Дарвинисты будут стараться нам объяснить, почему все известные народы подчиняются законам морали, говоря нам, что естественный отбор издавна уничтожал тех, которые были столь глупы, что воздерживались от них. Психологи объяснят нам, почему предписания морали не всегда согласны с общими интересами. Они скажут нам, что человек, захваченный вихрем жизни, не имеет времени обдумывать все последствия своих действий, что он может подчиняться только общим правилам, что против них будут тем менее спорить, чем они будут проще, и что для того, чтобы они были полезны, а следовательно, и чтобы их мог создать естественный отбор, достаточно, чтобы они как можно более часто совпадали с общим интересом.
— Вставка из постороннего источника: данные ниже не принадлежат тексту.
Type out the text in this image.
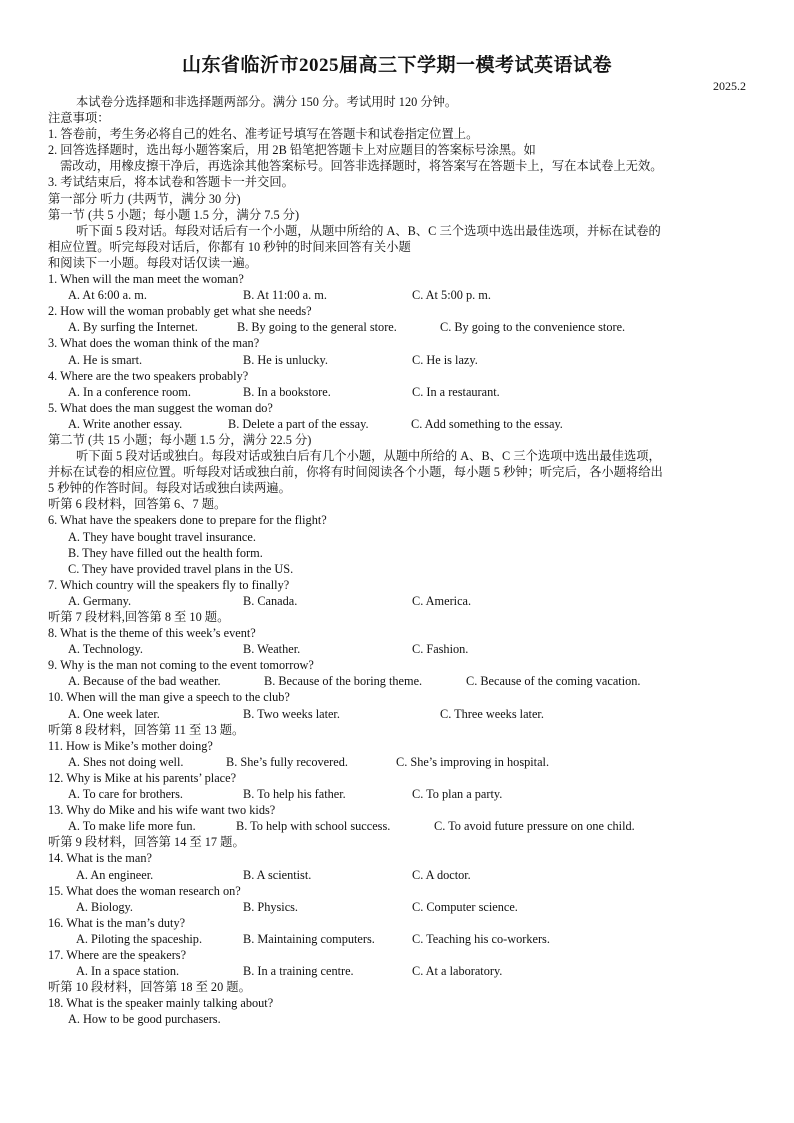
山东省临沂市2025届高三下学期一模考试英语试卷
2025.2
本试卷分选择题和非选择题两部分。满分 150 分。考试用时 120 分钟。
注意事项：
1. 答卷前，考生务必将自己的姓名、准考证号填写在答题卡和试卷指定位置上。
2. 回答选择题时，选出每小题答案后，用 2B 铅笔把答题卡上对应题目的答案标号涂黑。如
需改动，用橡皮擦干净后，再选涂其他答案标号。回答非选择题时，将答案写在答题卡上，写在本试卷上无效。
3. 考试结束后，将本试卷和答题卡一并交回。
第一部分 听力 (共两节，满分 30 分)
第一节 (共 5 小题；每小题 1.5 分，满分 7.5 分)
听下面 5 段对话。每段对话后有一个小题，从题中所给的 A、B、C 三个选项中选出最佳选项，并标在试卷的
相应位置。听完每段对话后，你都有 10 秒钟的时间来回答有关小题
和阅读下一小题。每段对话仅读一遍。
1. When will the man meet the woman?
A. At 6:00 a. m.	B. At 11:00 a. m.	C. At 5:00 p. m.
2. How will the woman probably get what she needs?
A. By surfing the Internet.	B. By going to the general store.	C. By going to the convenience store.
3. What does the woman think of the man?
A. He is smart.	B. He is unlucky.	C. He is lazy.
4. Where are the two speakers probably?
A. In a conference room.	B. In a bookstore.	C. In a restaurant.
5. What does the man suggest the woman do?
A. Write another essay.	B. Delete a part of the essay.	C. Add something to the essay.
第二节 (共 15 小题；每小题 1.5 分，满分 22.5 分)
听下面 5 段对话或独白。每段对话或独白后有几个小题，从题中所给的 A、B、C 三个选项中选出最佳选项，
并标在试卷的相应位置。听每段对话或独白前，你将有时间阅读各个小题，每小题 5 秒钟；听完后，各小题将给出
5 秒钟的作答时间。每段对话或独白读两遍。
听第 6 段材料，回答第 6、7 题。
6. What have the speakers done to prepare for the flight?
A. They have bought travel insurance.
B. They have filled out the health form.
C. They have provided travel plans in the US.
7. Which country will the speakers fly to finally?
A. Germany.	B. Canada.	C. America.
听第 7 段材料,回答第 8 至 10 题。
8. What is the theme of this week’s event?
A. Technology.	B. Weather.	C. Fashion.
9. Why is the man not coming to the event tomorrow?
A. Because of the bad weather.	B. Because of the boring theme.	C. Because of the coming vacation.
10. When will the man give a speech to the club?
A. One week later.	B. Two weeks later.	C. Three weeks later.
听第 8 段材料，回答第 11 至 13 题。
11. How is Mike’s mother doing?
A. Shes not doing well.	B. She’s fully recovered.	C. She’s improving in hospital.
12. Why is Mike at his parents’ place?
A. To care for brothers.	B. To help his father.	C. To plan a party.
13. Why do Mike and his wife want two kids?
A. To make life more fun.	B. To help with school success.	C. To avoid future pressure on one child.
听第 9 段材料，回答第 14 至 17 题。
14. What is the man?
A. An engineer.	B. A scientist.	C. A doctor.
15. What does the woman research on?
A. Biology.	B. Physics.	C. Computer science.
16. What is the man’s duty?
A. Piloting the spaceship.	B. Maintaining computers.	C. Teaching his co-workers.
17. Where are the speakers?
A. In a space station.	B. In a training centre.	C. At a laboratory.
听第 10 段材料，回答第 18 至 20 题。
18. What is the speaker mainly talking about?
A. How to be good purchasers.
Историки объяснят нам, что из двух моралей, одна из которых подчиняет индивидуум обществу, а другая имеет сострадание к индивидууму и полагает в основу благо ближнего, именно вторая непрерывно развивалась по мере того, как общества становились менее дикими, более сложными и в конечном счете менее подверженными катастрофам.

Эта наука о нравах не есть мораль и никогда ею не будет; она может заменить мораль не более чем трактат по физиологии пищеварения может заменить хороший обед. То, что я до сих пор говорил, не позволяет мне настаивать.

Но дело не в этом. Эта наука — не мораль, но, может быть, она полезна, может быть, она опасна для морали? Одни скажут, что объяснить — это всегда значит, в некоторой мере, оправдать, и это можно с легкостью поддержать; другие скажут, наоборот, что не лишено опасности показывать нам мораль различных рас и местностей, что это научит нас разбирать то, что должно быть слепо принято, приучит видеть случайность в том, в чем следовало бы видеть только необходимость. Возможно, что они и не совсем правы. Но, откровенно говоря, не является ли преувеличением влияние теорий на людей, мало с ними соприкасающихся, для которых они всегда останутся посторонними абстракциями? Когда страсти, одни великодушные, другие низкие, борются в нашем сознании, то какое значение при столь властных противниках может иметь метафизическое различие случайного и необходимого?

Хотя мне уже скоро придется закончить свои рассуждения, я все же не могу обойти молчанием один важный пункт. Наука детерминистична, она является таковой a priori, она постулирует детерминизм, так как без него она не могла бы существовать. Она является таковой и a posteriori; если она постулировала его с самого начала как необходимое условие своего существования, то она затем строго доказывает его своим существованием, и каждая из ее побед является победой детерминизма. Может быть, примирение возможно. Можно ли предположить, что это продвижение детерминизма вперед будет продолжаться беспрепятственно и без отступления, не зная непреодолимой преграды, и что в то же время мы не имеем права перейти к пределу, как говорим мы — математики, и вывести абсолютный детерминизм, потому что в пределе детерминизм исчезнет в тавтологии или в противоречии? Это — вопрос, который изучали безнадежно в течение веков, и я не могу его развить в течение тех нескольких минут, которыми я располагаю.

Но мы стоим перед фактом: наука, ошибается ли она или нет, детерминистична; всюду, куда бы она ни проникала, она ведет за собой детерминизм. Пока дело идет только о физике или даже о биологии, это не имеет большого значения; область совести остается незатронутой. А если придет день, когда мораль в свою очередь станет объектом науки? Она неизбежно пропитается детерминизмом, и это, конечно, будет ее разрушением.